Он зевнул и стал напевать тихий, нежный мотивчик. Сердце Сони быстро забилось. Оно было одиноко, окруженное ленивым телом.
«Это бойкий молодой человек, – наконец подумала Соня. – Это тонконогий болтун, каких много по всему свету».
Но сердце не слушалось ее, оно начало болеть. Жилец, напевая, ушел с террасы. Соня встала и замерла, прислушиваясь. Было тихо.
– Мне смешно, – сказала Соня. – Жилец заплатит деньги за комнату. У жильца красивые глазки.
Это так мало говорило о ее чувствах – привычные оценки балтских женщин. Что значат эти слова о глазках, об одежде и приличия, когда сердце начинает жечь огонь.
«Это будет утром, – подумала Соня, – ясным утром начнется мой последний день».
Она погасила свет на террасе и вошла в дом. Лунный свет указывал ей дорогу. Она легла рядом с мужем. Михаил храпел и постанывал во сне.
«Миша, – серьезно подумала женщина. – Я могу тебе изменить».

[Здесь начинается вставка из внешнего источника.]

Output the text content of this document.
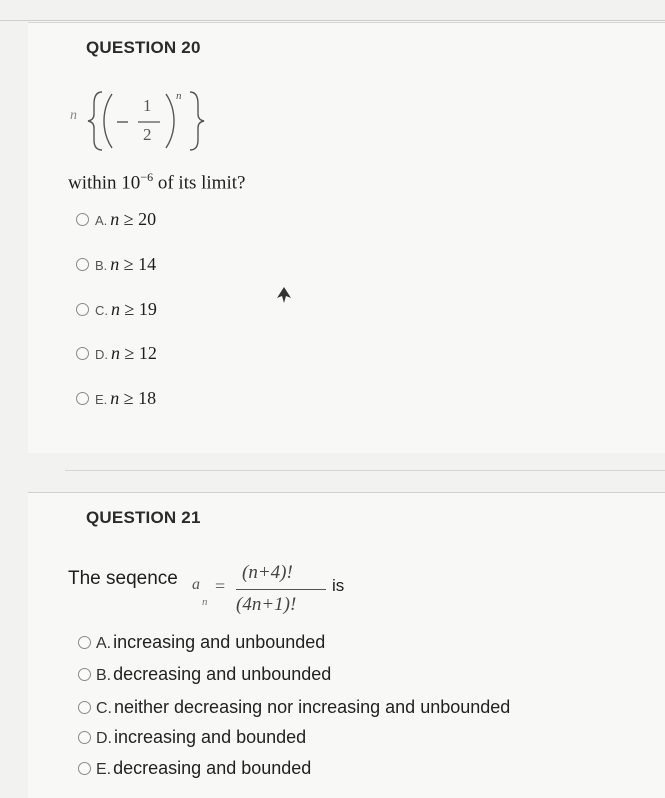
QUESTION 20
n
1
2
n
within $10^{-6}$ of its limit?
A. n ≥ 20
B. n ≥ 14
C. n ≥ 19
D. n ≥ 12
E. n ≥ 18
QUESTION 21
The seqence a
n
=
(n+4)!
(4n+1)!
is
A. increasing and unbounded
B. decreasing and unbounded
C. neither decreasing nor increasing and unbounded
D. increasing and bounded
E. decreasing and bounded
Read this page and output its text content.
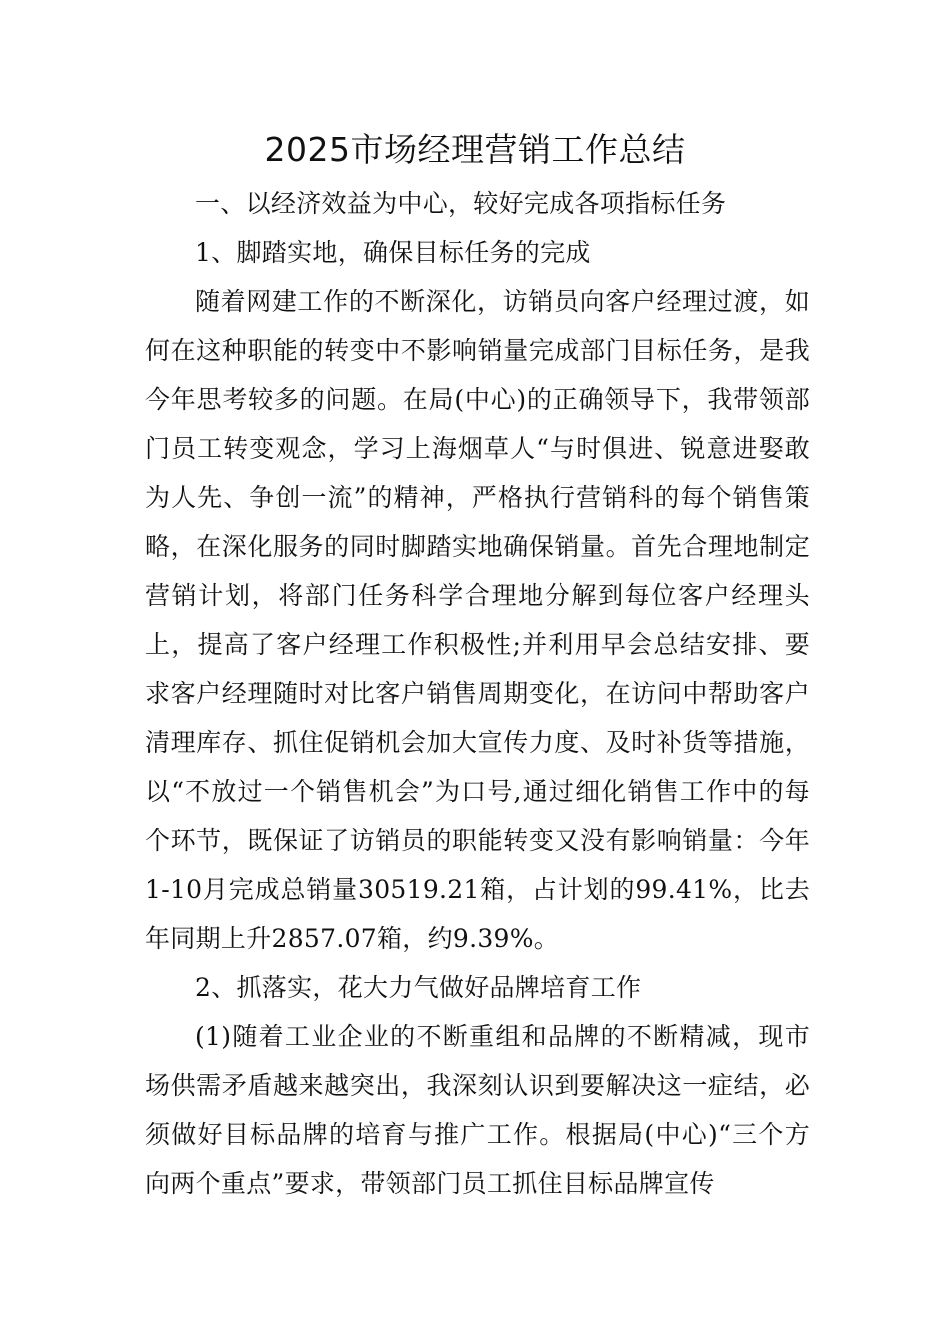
2025市场经理营销工作总结

一、以经济效益为中心，较好完成各项指标任务

1、脚踏实地，确保目标任务的完成

随着网建工作的不断深化，访销员向客户经理过渡，如何在这种职能的转变中不影响销量完成部门目标任务，是我今年思考较多的问题。在局(中心)的正确领导下，我带领部门员工转变观念，学习上海烟草人“与时俱进、锐意进娶敢为人先、争创一流”的精神，严格执行营销科的每个销售策略，在深化服务的同时脚踏实地确保销量。首先合理地制定营销计划，将部门任务科学合理地分解到每位客户经理头上，提高了客户经理工作积极性;并利用早会总结安排、要求客户经理随时对比客户销售周期变化，在访问中帮助客户清理库存、抓住促销机会加大宣传力度、及时补货等措施，以“不放过一个销售机会”为口号,通过细化销售工作中的每个环节，既保证了访销员的职能转变又没有影响销量：今年1-10月完成总销量30519.21箱，占计划的99.41%，比去年同期上升2857.07箱，约9.39%。

2、抓落实，花大力气做好品牌培育工作

(1)随着工业企业的不断重组和品牌的不断精减，现市场供需矛盾越来越突出，我深刻认识到要解决这一症结，必须做好目标品牌的培育与推广工作。根据局(中心)“三个方向两个重点”要求，带领部门员工抓住目标品牌宣传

Михаил, поворачиваясь, толкнул ее.
«Я тебе изменю, дурак», – подумала Соня.
Она дотронулась до горячей спины мужа. Но ей показалось, что она лежит рядом с чужим человеком. Она приподнялась и старалась в зыбком свете разглядеть его лицо, но не смогла.
Утром Соня встала раньше всех, расчесала волосы, натянула новый свитер и юбку. Она возилась на кухне, когда мимо нее прошел жилец.
– Здравствуйте, – громко сказал он.
Соня усмехнулась и сразу покраснела. У молодого человека был такой внимательный и насмешливый взгляд, что Соня загородилась от этого взгляда, как от поцелуя.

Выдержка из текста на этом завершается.